In 2018, a contract was signed with Flensburger Schiffbau-Gesellschaft.
In 2020, it was mutually agreed between TT-Line and FSG that FSG would not build the new vessels. TT-Line signed a Memorandum of Understanding with RMC and commenced contract negotiations and agreed final design specifications.
The TT-Line Board submitted an updated business case following a unanimous Board recommendation that TT-Line sign a new ship construction contract with RMC.
That recommendation was considered and subsequently not endorsed by the Shareholder Minsters.
A Reaction from Incat
Robert Clifford, Chairman Incat, has already announced that his company looks forward to work together with the soon-to-be-established Bass Strait Taskforce.

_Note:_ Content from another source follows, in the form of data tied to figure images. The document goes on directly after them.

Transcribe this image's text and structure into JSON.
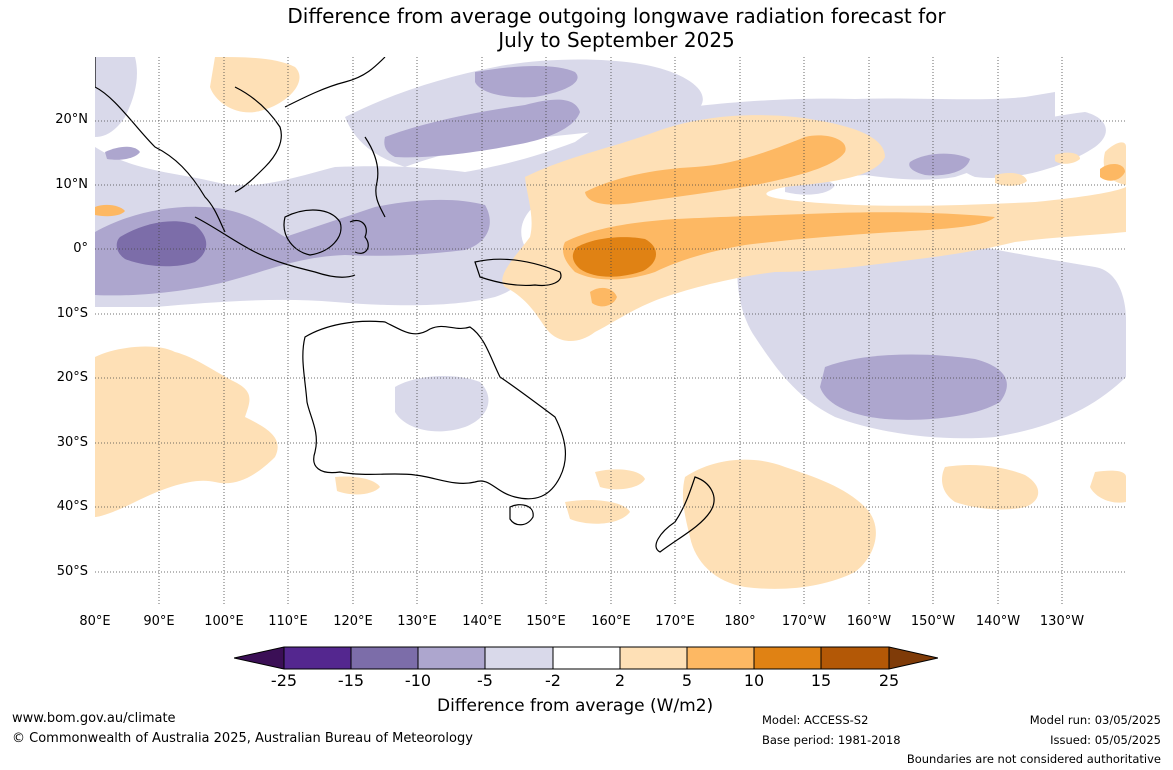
{
  "title_line1": "Difference from average outgoing longwave radiation forecast for",
  "title_line2": "July to September 2025",
  "lat_labels": [
    "20°N",
    "10°N",
    "0°",
    "10°S",
    "20°S",
    "30°S",
    "40°S",
    "50°S"
  ],
  "lon_labels": [
    "80°E",
    "90°E",
    "100°E",
    "110°E",
    "120°E",
    "130°E",
    "140°E",
    "150°E",
    "160°E",
    "170°E",
    "180°",
    "170°W",
    "160°W",
    "150°W",
    "140°W",
    "130°W"
  ],
  "colorbar": {
    "ticks": [
      "-25",
      "-15",
      "-10",
      "-5",
      "-2",
      "2",
      "5",
      "10",
      "15",
      "25"
    ],
    "colors": [
      "#3b0f56",
      "#54278f",
      "#7c6da9",
      "#ada6ce",
      "#d9d9ea",
      "#ffffff",
      "#fee0b6",
      "#fdb863",
      "#e08214",
      "#b35806",
      "#7f3b08"
    ],
    "label": "Difference from average (W/m2)"
  },
  "footer": {
    "website": "www.bom.gov.au/climate",
    "copyright": "© Commonwealth of Australia 2025, Australian Bureau of Meteorology",
    "model": "Model: ACCESS-S2",
    "base_period": "Base period: 1981-2018",
    "model_run": "Model run: 03/05/2025",
    "issued": "Issued: 05/05/2025",
    "disclaimer": "Boundaries are not considered authoritative"
  }
}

“With a highly skilled workforce of over 600 people directly employed in Tasmania, and many thousands more supported through sub-contract and supplier arrangements throughout the country, Incat are supportive of keeping Australian dollars within Australia and maintaining and indeed growing the employment opportunities for all Australians during these troubled times.”
A Reaction from RMC
“The situation is naturally unfortunate for RMC, but we are pleased to say that the withdrawal does not cause any immediate re-structuring at RMC,” says Jyrki Heinimaa, CEO, RMC.
RMC is currently building the AURORA BOTNIA ropax for Wasaline. In addition, production of the shuttle ferry MYSTAR for Tallink Grupp, started in April. Furthermore, last autumn, RMC signed a Contract with the Finnish Navy regarding the construction of four multi-role corvettes.